Lors de son audition, il a déclaré être arrivé en Suisse en 2008 ou en 2009. Il n'était pas resté en Suisse de manière continue, dès son arrivée à 2012. Il avait fourni de faux documents aux autorités au nom de E______ SA pour prouver ses années à Genève. Les faux documents lui avaient été remis par son ancien patron, F______. Il avait également fourni de fausses indications relatives à sa domiciliation. Il reconnaissait avoir partagé et détenu des vidéos à caractère pornographique « pour rigoler ».

g. Le 13 avril 2021, l'OCPM l’a informé de son intention de refuser de soumettre son cas au secrétariat d'État aux migrations (ci‑après : SEM) avec un préavis favorable et de prononcer son renvoi de Suisse.

Il ressortait du rapport d'arrestation du 25 février 2021 qu'il avait produit des documents falsifiés, notamment des fiches de salaire, dans le but d'induire en erreur l'OCPM afin d'obtenir frauduleusement une autorisation de séjour. Dans ces circonstances, sa situation ne répondait pas aux critères de l' « opération Papyrus » ni à ceux relatifs à un cas individuel d'extrême gravité. Il n'avait pas démontré une intégration socioculturelle particulièrement remarquable. Son comportement correspondait au comportement ordinaire qui pouvait être attendu de tout étranger souhaitant obtenir la régularisation de ses conditions de séjour. Il n'avait pas démontré une très longue durée de séjour en Suisse ni aucun élément permettant de déroger à cette exigence. Il n'avait pas démontré qu'une réintégration dans son pays d'origine aurait de graves conséquences sur sa situation personnelle indépendamment des circonstances générales affectant l'ensemble de la population restée sur place. Dans toutes ses demandes de visas, il avait indiqué vouloir rendre visite à sa famille qui se trouvait au B______.

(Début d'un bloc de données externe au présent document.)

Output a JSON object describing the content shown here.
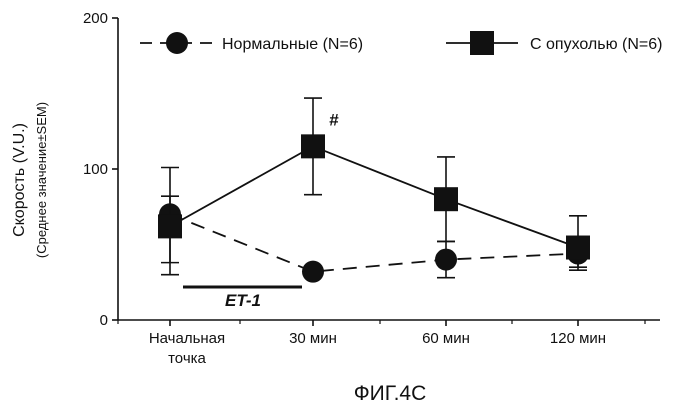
{
  "chart_data": {
    "type": "line",
    "caption": "ФИГ.4С",
    "ylabel": "Скорость (V.U.)",
    "ylabel_sub": "(Среднее значение±SEM)",
    "ylim": [
      0,
      200
    ],
    "yticks": [
      "0",
      "100",
      "200"
    ],
    "categories": [
      [
        "Начальная",
        "точка"
      ],
      [
        "30 мин"
      ],
      [
        "60 мин"
      ],
      [
        "120 мин"
      ]
    ],
    "series": [
      {
        "name": "Нормальные (N=6)",
        "marker": "circle",
        "line": "dashed",
        "values": [
          70,
          32,
          40,
          44
        ],
        "err_low": [
          30,
          null,
          28,
          33
        ],
        "err_high": [
          82,
          null,
          52,
          55
        ]
      },
      {
        "name": "С опухолью (N=6)",
        "marker": "square",
        "line": "solid",
        "values": [
          62,
          115,
          80,
          48
        ],
        "err_low": [
          38,
          83,
          52,
          35
        ],
        "err_high": [
          101,
          147,
          108,
          69
        ]
      }
    ],
    "annotations": {
      "bar_label": "ET-1",
      "significance": "#"
    },
    "grid": false,
    "legend_position": "top"
  }
}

h. Le 21 juin 2021, A______ a fait part de ses observations à l'OCPM. Comme il n'avait pas reçu de fiches de salaire de E______ SA à l'époque, il avait demandé plusieurs années après à l'administrateur de cette société, un certain Fernando, un document démontrant son activité pour cette société. Celui-ci lui avait remis des fiches de salaire en 2019. Il n'en demeurait pas moins qu'il avait vraiment travaillé pour cette entreprise. Puis son ancien employeur avait finalement accepté de lui faire, après coup, de vraies « fausses fiches ».

i. Par décision du 29 juin 2021, l’OCPM a refusé de soumettre son cas au SEM avec un préavis favorable, pour les motifs invoqués dans son courrier d’intention du 13 avril 2021. Son renvoi, possible, licite et raisonnablement exigible, a également été prononcé, un délai au 29 août 2021 lui étant imparti pour quitter la Suisse.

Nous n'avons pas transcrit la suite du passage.